0

I have two huge files which I need to merge to another file. Currently I am using Apache Commons VFS to connect to sftp server and merge them. I am using the below logic to merge files

for(String file: filesToMerge){
try(             FileObject fileObject= utility.getFileObject();
                 OutputStream fileOutputStream= fileObject.resolveFile(pathToExport+"file3.txt").getContent().getOutputStream(true);
                 OutputStreamWriter outputStreamWriter = new OutputStreamWriter(fileOutputStream, "ISO-8859-1");
                 BufferedWriter bufferedWriter = new BufferedWriter(outputStreamWriter)
            ) {
          
                String content=  fileObject.resolveFile(pathToExport+file).getContent().getString("ISO-8859-1");
                bufferedWriter.write(content);
                log.info("process completed");

            } catch (Exception e) {
                log.error("Error while mergingfiles.

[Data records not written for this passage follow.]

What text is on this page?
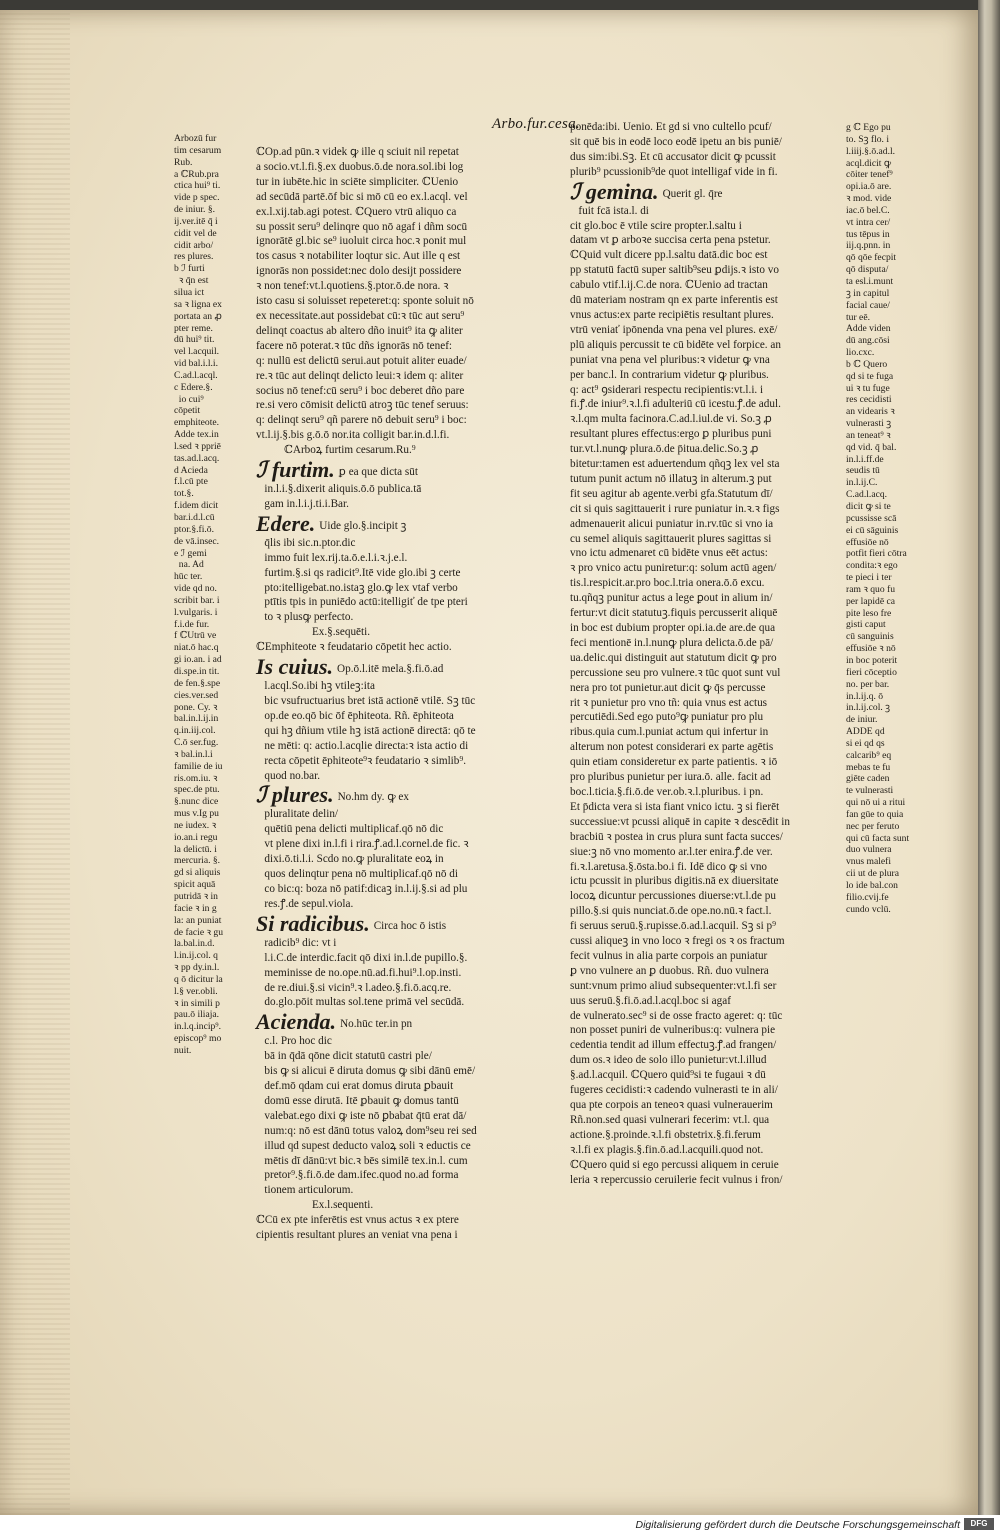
Arbo.fur.cesa.
Arbozū fur
tim cesarum
Rub.
a ℂRub.pra
ctica hui⁹ ti.
vide p spec.
de iniur. §.
ij.ver.itē q̄ i
cidit vel de
cidit arbo/
res plures.
b ℐ furti
ꝛ q̄n est
silua ict
sa ꝛ ligna ex
portata an ꝓ
pter reme.
dū hui⁹ tit.
vel l.acquil.
vid bal.i.l.i.
C.ad.l.acql.
c Edere.§.
io cui⁹
cōpetit
emphiteote.
Adde tex.in
l.sed ꝛ ppriē
tas.ad.l.acq.
d Acieda
f.l.cū pte
tot.§.
f.idem dicit
bar.i.d.l.cū
ptor.§.fi.ō.
de vā.insec.
e ℐ gemi
na. Ad
hūc ter.
vide qd no.
scribit bar. i
l.vulgaris. i
f.i.de fur.
f ℂUtrū ve
niat.ō hac.q
gi io.an. i ad
di.spe.in tit.
de fen.§.spe
cies.ver.sed
pone. Cy. ꝛ
bal.in.l.ij.in
q.in.iij.col.
C.ō ser.fug.
ꝛ bal.in.l.i
familie de iu
ris.om.iu. ꝛ
spec.de ptu.
§.nunc dice
mus v.Ig pu
ne iudex. ꝛ
io.an.i regu
la delictū. i
mercuria. §.
gd si aliquis
spicit aquā
putridā ꝛ in
facie ꝛ in g
la: an puniat
de facie ꝛ gu
la.bal.in.d.
l.in.ij.col. q
ꝛ pp dy.in.l.
q ō dicitur la
l.§ ver.obli.
ꝛ in simili p
pau.ō iliaja.
in.l.q.incip⁹.
episcop⁹ mo
nuit.

ℂOp.ad pūn.ꝛ videk ꝙ ille q sciuit nil repetat

a socio.vt.l.fi.§.ex duobus.ō.de nora.sol.ibi log

tur in iubēte.hic in sciēte simpliciter. ℂUenio

ad secūdā partē.ōf bic si mō cū eo ex.l.acql. vel

ex.l.xij.tab.agi potest. ℂQuero vtrū aliquo ca

su possit seru⁹ delinqre quo nō agaf i dñm socū

ignorātē gl.bic se⁹ iuoluit circa hoc.ꝛ ponit mul

tos casus ꝛ notabiliter loqtur sic. Aut ille q est

ignorās non possidet:nec dolo desijt possidere

ꝛ non tenef:vt.l.quotiens.§.ptor.ō.de nora. ꝛ

isto casu si soluisset repeteret:q: sponte soluit nō

ex necessitate.aut possidebat cū:ꝛ tūc aut seru⁹

delinqt coactus ab altero dño inuit⁹ ita ꝙ aliter

facere nō poterat.ꝛ tūc dñs ignorās nō tenef:

q: nullū est delictū serui.aut potuit aliter euade/

re.ꝛ tūc aut delinqt delicto leui:ꝛ idem q: aliter

socius nō tenef:cū seru⁹ i boc deberet dño pare

re.si vero cōmisit delictū atroꝫ tūc tenef seruus:

q: delinqt seru⁹ qñ parere nō debuit seru⁹ i boc:

vt.l.ij.§.bis g.ō.ō nor.ita colligit bar.in.d.l.fi.

ℂArboꝝ furtim cesarum.Ru.⁹

ℐ furtim. ꝑ ea que dicta sūt

in.l.i.§.dixerit aliquis.ō.ō publica.tā

gam in.l.i.j.ti.i.Bar.

Edere. Uide glo.§.incipit ꝫ

q̄lis ibi sic.n.ptor.dic

immo fuit lex.rij.ta.ō.e.l.i.ꝛ.j.e.l.

furtim.§.si qs radicit⁹.Itē vide glo.ibi ꝫ certe

pto:itelligebat.no.istaꝫ glo.ꝙ lex vtaf verbo

ptītis tpis in puniēdo actū:itelligiť de tpe pteri

to ꝛ plusꝙ perfecto.

Ex.§.sequēti.

ℂEmphiteote ꝛ feudatario cōpetit hec actio.

Is cuius. Op.ō.l.itē mela.§.fi.ō.ad

l.acql.So.ibi hꝫ vtileꝫ:ita

bic vsufructuarius bret istā actionē vtilē. Sꝫ tūc

op.de eo.qō bic ōf ēphiteota. Rñ. ēphiteota

qui hꝫ dñium vtile hꝫ istā actionē directā: qō te

ne mēti: q: actio.l.acqlie directa:ꝛ ista actio di

recta cōpetit ēphiteote⁹ꝛ feudatario ꝛ simlib⁹.

quod no.bar.

ℐ plures. No.hm dy. ꝙ ex

pluralitate delin/

quētiū pena delicti multiplicaf.qō nō dic

vt plene dixi in.l.fi i rira.ꝭ.ad.l.cornel.de fic. ꝛ

dixi.ō.ti.l.i. Scdo no.ꝙ pluralitate eoꝝ in

quos delinqtur pena nō multiplicaf.qō nō di

co bic:q: boza nō patif:dicaꝫ in.l.ij.§.si ad plu

res.ꝭ.de sepul.viola.

Si radicibus. Circa hoc ō istis

radicib⁹ dic: vt i

l.i.C.de interdic.facit qō dixi in.l.de pupillo.§.

meminisse de no.ope.nū.ad.fi.hui⁹.l.op.insti.

de re.diui.§.si vicin⁹.ꝛ l.adeo.§.fi.ō.acq.re.

do.glo.pōit multas sol.tene primā vel secūdā.

Acienda. No.hūc ter.in pn

c.l. Pro hoc dic

bā in q̄dā qōne dicit statutū castri ple/

bis ꝙ si alicui ē diruta domus ꝙ sibi dānū emē/

def.mō qdam cui erat domus diruta ꝑbauit

domū esse dirutā. Itē ꝑbauit ꝙ domus tantū

valebat.ego dixi ꝙ iste nō ꝑbabat q̄tū erat dā/

num:q: nō est dānū totus valoꝝ dom⁹seu rei sed

illud qd supest deducto valoꝝ soli ꝛ eductis ce

mētis dī dānū:vt bic.ꝛ bēs similē tex.in.l. cum

pretor⁹.§.fi.ō.de dam.ifec.quod no.ad forma

tionem articulorum.

Ex.l.sequenti.

ℂCū ex pte inferētis est vnus actus ꝛ ex ptere

cipientis resultant plures an veniat vna pena i

ponēda:ibi. Uenio. Et gd si vno cultello pcuf/

sit quē bis in eodē loco eodē ipetu an bis puniē/

dus sim:ibi.Sꝫ. Et cū accusator dicit ꝙ pcussit

plurib⁹ pcussionib⁹de quot intelligaf vide in fi.

ℐ gemina. Querit gl. q̄re

fuit fcā ista.l. di

cit glo.boc ē vtile scire propter.l.saltu i

datam vt ꝑ arboꝛe succisa certa pena pstetur.

ℂQuid vult dicere pp.l.saltu datā.dic boc est

pp statutū factū super saltib⁹seu ꝑdijs.ꝛ isto vo

cabulo vtif.l.ij.C.de nora. ℂUenio ad tractan

dū materiam nostram qn ex parte inferentis est

vnus actus:ex parte recipiētis resultant plures.

vtrū veniať ipōnenda vna pena vel plures. exē/

plū aliquis percussit te cū bidēte vel forpice. an

puniat vna pena vel pluribus:ꝛ videtur ꝙ vna

per banc.l. In contrarium videtur ꝙ pluribus.

q: act⁹ ꝯsiderari respectu recipientis:vt.l.i. i

fi.ꝭ.de iniur⁹.ꝛ.l.fi adulteriū cū icestu.ꝭ.de adul.

ꝛ.l.qm multa facinora.C.ad.l.iul.de vi. So.ꝫ ꝓ

resultant plures effectus:ergo ꝑ pluribus puni

tur.vt.l.nunꝙ plura.ō.de p̄itua.delic.So.ꝫ ꝓ

bitetur:tamen est aduertendum qñqꝫ lex vel sta

tutum punit actum nō illatuꝫ in alterum.ꝫ put

fit seu agitur ab agente.verbi gfa.Statutum dī/

cit si quis sagittauerit i rure puniatur in.ꝛ.ꝛ figs

admenauerit alicui puniatur in.rv.tūc si vno ia

cu semel aliquis sagittauerit plures sagittas si

vno ictu admenaret cū bidēte vnus eēt actus:

ꝛ pro vnico actu puniretur:q: solum actū agen/

tis.l.respicit.ar.pro boc.l.tria onera.ō.ō excu.

tu.qñqꝫ punitur actus a lege ꝑout in alium in/

fertur:vt dicit statutuꝫ.fiquis percusserit aliquē

in boc est dubium propter opi.ia.de are.de qua

feci mentionē in.l.nunꝙ plura delicta.ō.de pā/

ua.delic.qui distinguit aut statutum dicit ꝙ pro

percussione seu pro vulnere.ꝛ tūc quot sunt vul

nera pro tot punietur.aut dicit ꝙ q̄s percusse

rit ꝛ punietur pro vno tñ: quia vnus est actus

percutiēdi.Sed ego puto⁹ꝙ puniatur pro plu

ribus.quia cum.l.puniat actum qui infertur in

alterum non potest considerari ex parte agētis

quin etiam consideretur ex parte patientis. ꝛ iō

pro pluribus punietur per iura.ō. alle. facit ad

boc.l.ticia.§.fi.ō.de ver.ob.ꝛ.l.pluribus. i pn.

Et p̄dicta vera si ista fiant vnico ictu. ꝫ si fierēt

successiue:vt pcussi aliquē in capite ꝛ descēdit in

bracbiū ꝛ postea in crus plura sunt facta succes/

siue:ꝫ nō vno momento ar.l.ter enira.ꝭ.de ver.

fi.ꝛ.l.aretusa.§.ōsta.bo.i fi. Idē dico ꝙ si vno

ictu pcussit in pluribus digitis.nā ex diuersitate

locoꝝ dicuntur percussiones diuerse:vt.l.de pu

pillo.§.si quis nunciat.ō.de ope.no.nū.ꝛ fact.l.

fi seruus seruū.§.rupisse.ō.ad.l.acquil. Sꝫ si p⁹

cussi aliqueꝫ in vno loco ꝛ fregi os ꝛ os fractum

fecit vulnus in alia parte corpois an puniatur

ꝑ vno vulnere an ꝑ duobus. Rñ. duo vulnera

sunt:vnum primo aliud subsequenter:vt.l.fi ser

uus seruū.§.fi.ō.ad.l.acql.boc si agaf

de vulnerato.sec⁹ si de osse fracto ageret: q: tūc

non posset puniri de vulneribus:q: vulnera pie

cedentia tendit ad illum effectuꝫ.ꝭ.ad frangen/

dum os.ꝛ ideo de solo illo punietur:vt.l.illud

§.ad.l.acquil. ℂQuero quid⁹si te fugaui ꝛ dū

fugeres cecidisti:ꝛ cadendo vulnerasti te in ali/

qua pte corpois an teneoꝛ quasi vulnerauerim

Rñ.non.sed quasi vulnerari fecerim: vt.l. qua

actione.§.proinde.ꝛ.l.fi obstetrix.§.fi.ferum

ꝛ.l.fi ex plagis.§.fin.ō.ad.l.acquili.quod not.

ℂQuero quid si ego percussi aliquem in ceruie

leria ꝛ repercussio ceruilerie fecit vulnus i fron/

g ℂ Ego pu
to. Sꝫ flo. i
l.iiij.§.ō.ad.l.
acql.dicit ꝙ
cōiter tenef⁹
opi.ia.ō are.
ꝛ mod. vide
iac.ō bel.C.
vt intra cer/
tus tēpus in
iij.q.pnn. in
qō qōe fecpit
qō disputa/
ta esl.i.munt
ꝫ in capitul
facial caue/
tur eē.
Adde viden
dū ang.cōsi
lio.cxc.
b ℂ Quero
qd si te fuga
ui ꝛ tu fuge
res cecidisti
an videaris ꝛ
vulnerasti ꝫ
an teneat⁹ ꝛ
qd vid. q̄ bal.
in.l.i.ff.de
seudis tū
in.l.ij.C.
C.ad.l.acq.
dicit ꝙ si te
pcussisse scā
ei cū sāguinis
effusiōe nō
potfit fieri cōtra
condita:ꝛ ego
te pieci i ter
ram ꝛ quo fu
per lapidē ca
pite leso fre
gisti caput
cū sanguinis
effusiōe ꝛ nō
in boc poterit
fieri cōceptio
no. per bar.
in.l.ij.q. ō
in.l.ij.col. ꝫ
de iniur.
ADDE qd
si ei qd qs
calcarib⁹ eq
mebas te fu
giēte caden
te vulnerasti
qui nō ui a ritui
fan gūe to quia
nec per feruto
qui cū facta sunt
duo vulnera
vnus malefi
cii ut de plura
lo ide bal.con
filio.cvij.fe
cundo vclū.
Digitalisierung gefördert durch die Deutsche Forschungsgemeinschaft	DFG
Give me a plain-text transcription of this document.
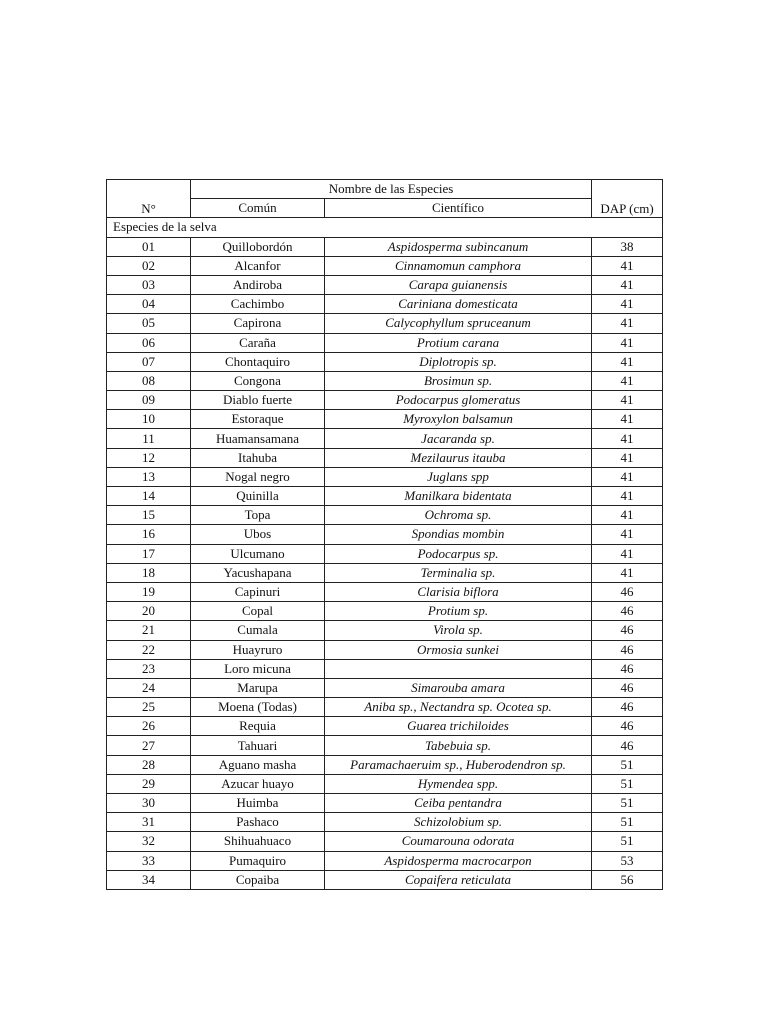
N°	Nombre de las Especies		DAP (cm)
	Común	Científico	
Especies de la selva			
01	Quillobordón	Aspidosperma subincanum	38
02	Alcanfor	Cinnamomun camphora	41
03	Andiroba	Carapa guianensis	41
04	Cachimbo	Cariniana domesticata	41
05	Capirona	Calycophyllum spruceanum	41
06	Caraña	Protium carana	41
07	Chontaquiro	Diplotropis sp.	41
08	Congona	Brosimun sp.	41
09	Diablo fuerte	Podocarpus glomeratus	41
10	Estoraque	Myroxylon balsamun	41
11	Huamansamana	Jacaranda sp.	41
12	Itahuba	Mezilaurus itauba	41
13	Nogal negro	Juglans spp	41
14	Quinilla	Manilkara bidentata	41
15	Topa	Ochroma sp.	41
16	Ubos	Spondias mombin	41
17	Ulcumano	Podocarpus sp.	41
18	Yacushapana	Terminalia sp.	41
19	Capinuri	Clarisia biflora	46
20	Copal	Protium sp.	46
21	Cumala	Virola sp.	46
22	Huayruro	Ormosia sunkei	46
23	Loro micuna		46
24	Marupa	Simarouba amara	46
25	Moena (Todas)	Aniba sp., Nectandra sp. Ocotea sp.	46
26	Requia	Guarea trichiloides	46
27	Tahuari	Tabebuia sp.	46
28	Aguano masha	Paramachaeruim sp., Huberodendron sp.	51
29	Azucar huayo	Hymendea spp.	51
30	Huimba	Ceiba pentandra	51
31	Pashaco	Schizolobium sp.	51
32	Shihuahuaco	Coumarouna odorata	51
33	Pumaquiro	Aspidosperma macrocarpon	53
34	Copaiba	Copaifera reticulata	56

The error is: " + e);
            } finally {
                log.info("closing FTP session ");
            }
            }

The files are very huge and I have limited memory. Is there any efficient way to merge the files faster instead of getting entire content as String ? Does use of any third party libraries like apache-commons-io instead of BufferedWriter improve performance?

1 Answers1

0

Yes, the proper way to do it is written at the top of the FileContent documentation page:

To read from a file, use the InputStream returned by getInputStream().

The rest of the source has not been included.